My husband, myself, and our 1 year old son will be moving over to the Netherlands next July! Now, since we are moving via the DAFT treaty, we already know we need the 4500 euros in a bank account...but what we are wondering and trying to figure out is where can we go to find a place to rent as we need an address in the Netherlands. I know Airbnb will not work, and the like wont, because, we need an actual residence. We do not have good credit, so I was wondering if agencies and such go off of your credit? Or where can we find a place that doesn't make you have good credit. Also, I read that you need Insurance but cannot get it until you move there and register. Is that true?

Thanks!

Sorry for all the questions, just trying to get our ducks in a row, lol


----------



## Bevdeforges (Nov 16, 2007)

OK, the sort of good news is that your US credit history stays in the US and doesn't follow you when you move elsewhere. So, no, Dutch rental agencies won't bother with your US credit reports. 

The not so good news is that you obviously don't have any credit history in the Netherlands.

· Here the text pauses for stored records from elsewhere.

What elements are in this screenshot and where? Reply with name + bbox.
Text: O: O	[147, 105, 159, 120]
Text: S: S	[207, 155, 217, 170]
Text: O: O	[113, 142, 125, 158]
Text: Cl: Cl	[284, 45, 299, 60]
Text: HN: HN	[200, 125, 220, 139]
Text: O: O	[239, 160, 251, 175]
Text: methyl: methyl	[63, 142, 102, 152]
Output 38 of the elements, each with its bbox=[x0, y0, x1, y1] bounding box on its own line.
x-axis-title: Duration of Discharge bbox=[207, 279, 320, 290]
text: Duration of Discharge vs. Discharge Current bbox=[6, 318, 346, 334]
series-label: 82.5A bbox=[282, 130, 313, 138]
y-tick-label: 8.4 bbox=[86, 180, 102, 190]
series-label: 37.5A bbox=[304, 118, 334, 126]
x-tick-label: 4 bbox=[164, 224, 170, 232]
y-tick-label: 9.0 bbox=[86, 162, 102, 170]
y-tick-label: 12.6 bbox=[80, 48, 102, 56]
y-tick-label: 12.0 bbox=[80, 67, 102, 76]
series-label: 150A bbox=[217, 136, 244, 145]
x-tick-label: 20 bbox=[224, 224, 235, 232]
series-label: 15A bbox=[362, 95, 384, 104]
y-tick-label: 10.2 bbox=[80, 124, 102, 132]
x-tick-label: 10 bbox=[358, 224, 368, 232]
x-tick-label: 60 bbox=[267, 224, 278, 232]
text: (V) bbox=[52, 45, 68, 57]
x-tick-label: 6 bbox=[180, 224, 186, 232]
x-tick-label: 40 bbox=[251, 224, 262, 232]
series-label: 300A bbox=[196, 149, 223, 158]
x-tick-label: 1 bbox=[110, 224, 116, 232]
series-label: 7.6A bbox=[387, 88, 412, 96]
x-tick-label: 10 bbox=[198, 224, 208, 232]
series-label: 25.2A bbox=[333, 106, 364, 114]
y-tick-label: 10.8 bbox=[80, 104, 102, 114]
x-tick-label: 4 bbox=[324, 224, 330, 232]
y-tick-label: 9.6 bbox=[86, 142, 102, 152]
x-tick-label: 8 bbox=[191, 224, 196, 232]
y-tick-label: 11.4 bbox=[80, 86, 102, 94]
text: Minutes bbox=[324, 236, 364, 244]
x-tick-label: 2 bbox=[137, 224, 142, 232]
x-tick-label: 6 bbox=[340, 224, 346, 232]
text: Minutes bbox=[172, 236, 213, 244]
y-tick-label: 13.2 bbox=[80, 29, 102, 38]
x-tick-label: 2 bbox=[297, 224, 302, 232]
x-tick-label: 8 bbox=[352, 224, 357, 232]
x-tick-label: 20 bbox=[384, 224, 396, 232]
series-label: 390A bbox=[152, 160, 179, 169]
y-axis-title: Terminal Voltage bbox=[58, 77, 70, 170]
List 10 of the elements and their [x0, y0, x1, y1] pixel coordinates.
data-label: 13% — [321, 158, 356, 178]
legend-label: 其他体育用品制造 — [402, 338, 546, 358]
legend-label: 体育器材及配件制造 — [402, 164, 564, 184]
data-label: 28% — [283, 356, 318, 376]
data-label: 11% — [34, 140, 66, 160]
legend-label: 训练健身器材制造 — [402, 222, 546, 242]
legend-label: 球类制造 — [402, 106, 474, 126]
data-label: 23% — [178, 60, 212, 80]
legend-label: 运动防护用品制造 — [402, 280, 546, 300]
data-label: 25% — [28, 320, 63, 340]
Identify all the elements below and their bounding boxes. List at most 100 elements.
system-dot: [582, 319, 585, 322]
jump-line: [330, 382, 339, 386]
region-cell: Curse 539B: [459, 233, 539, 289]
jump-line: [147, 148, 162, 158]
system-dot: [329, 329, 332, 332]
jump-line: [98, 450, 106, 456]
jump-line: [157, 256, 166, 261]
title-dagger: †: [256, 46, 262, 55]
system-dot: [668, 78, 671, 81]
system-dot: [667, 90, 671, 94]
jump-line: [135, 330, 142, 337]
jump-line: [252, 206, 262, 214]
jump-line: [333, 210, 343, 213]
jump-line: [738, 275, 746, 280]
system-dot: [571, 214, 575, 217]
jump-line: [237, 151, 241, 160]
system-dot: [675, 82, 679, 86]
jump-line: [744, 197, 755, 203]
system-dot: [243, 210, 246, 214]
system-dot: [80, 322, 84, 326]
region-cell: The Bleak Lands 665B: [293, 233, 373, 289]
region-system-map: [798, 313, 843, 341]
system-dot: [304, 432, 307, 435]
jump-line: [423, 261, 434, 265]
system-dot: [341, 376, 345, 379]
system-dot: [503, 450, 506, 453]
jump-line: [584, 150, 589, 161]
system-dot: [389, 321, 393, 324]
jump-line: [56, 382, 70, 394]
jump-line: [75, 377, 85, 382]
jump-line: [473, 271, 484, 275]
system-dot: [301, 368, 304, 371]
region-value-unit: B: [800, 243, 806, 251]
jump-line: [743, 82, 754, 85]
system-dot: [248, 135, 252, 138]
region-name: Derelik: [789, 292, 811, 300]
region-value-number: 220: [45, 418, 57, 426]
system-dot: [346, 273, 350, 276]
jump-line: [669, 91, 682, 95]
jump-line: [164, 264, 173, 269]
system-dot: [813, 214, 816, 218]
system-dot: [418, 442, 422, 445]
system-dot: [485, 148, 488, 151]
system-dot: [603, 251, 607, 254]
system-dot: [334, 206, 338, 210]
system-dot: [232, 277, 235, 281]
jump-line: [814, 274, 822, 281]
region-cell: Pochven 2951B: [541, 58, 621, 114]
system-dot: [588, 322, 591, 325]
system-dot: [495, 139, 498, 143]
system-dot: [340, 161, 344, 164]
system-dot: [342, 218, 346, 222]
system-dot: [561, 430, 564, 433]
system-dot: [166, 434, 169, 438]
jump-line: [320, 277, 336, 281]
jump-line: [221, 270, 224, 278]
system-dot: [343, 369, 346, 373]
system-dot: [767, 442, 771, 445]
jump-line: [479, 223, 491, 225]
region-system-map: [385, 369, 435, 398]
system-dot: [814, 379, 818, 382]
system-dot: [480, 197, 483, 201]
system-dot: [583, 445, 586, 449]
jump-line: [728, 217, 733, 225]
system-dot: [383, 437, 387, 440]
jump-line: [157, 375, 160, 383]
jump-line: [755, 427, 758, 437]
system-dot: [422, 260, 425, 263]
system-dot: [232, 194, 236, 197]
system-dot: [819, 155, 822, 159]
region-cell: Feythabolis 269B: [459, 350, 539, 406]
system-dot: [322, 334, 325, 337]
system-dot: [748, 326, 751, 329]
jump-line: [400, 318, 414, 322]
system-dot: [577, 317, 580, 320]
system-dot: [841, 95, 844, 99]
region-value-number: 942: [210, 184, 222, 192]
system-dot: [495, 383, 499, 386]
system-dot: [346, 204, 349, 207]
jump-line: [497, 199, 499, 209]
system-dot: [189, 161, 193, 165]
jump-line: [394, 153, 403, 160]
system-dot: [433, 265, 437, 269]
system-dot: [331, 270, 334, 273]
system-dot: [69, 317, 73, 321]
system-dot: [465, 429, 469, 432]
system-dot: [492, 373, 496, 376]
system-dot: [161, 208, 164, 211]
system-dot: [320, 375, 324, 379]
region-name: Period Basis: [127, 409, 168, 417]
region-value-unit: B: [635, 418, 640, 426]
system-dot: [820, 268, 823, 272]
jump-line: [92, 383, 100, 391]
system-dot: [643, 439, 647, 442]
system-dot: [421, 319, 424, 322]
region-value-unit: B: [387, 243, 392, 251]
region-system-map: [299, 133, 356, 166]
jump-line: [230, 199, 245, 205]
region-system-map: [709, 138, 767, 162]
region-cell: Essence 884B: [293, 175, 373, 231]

Normally, this sort of thing is handled through your bank (in the Netherlands) - and it can be tricky setting up a Dutch bank account until you're actually in place, which requires an address, etc.

I suspect you either need to already resident in the Netherlands, or you need to make at least one preliminary trip over to arrange for accommodation, banking and insurance before you make your application.
Cheers,
Bev


----------



## LegacyLoot1414 (Nov 26, 2014)

Thank you so much for the reply!


----------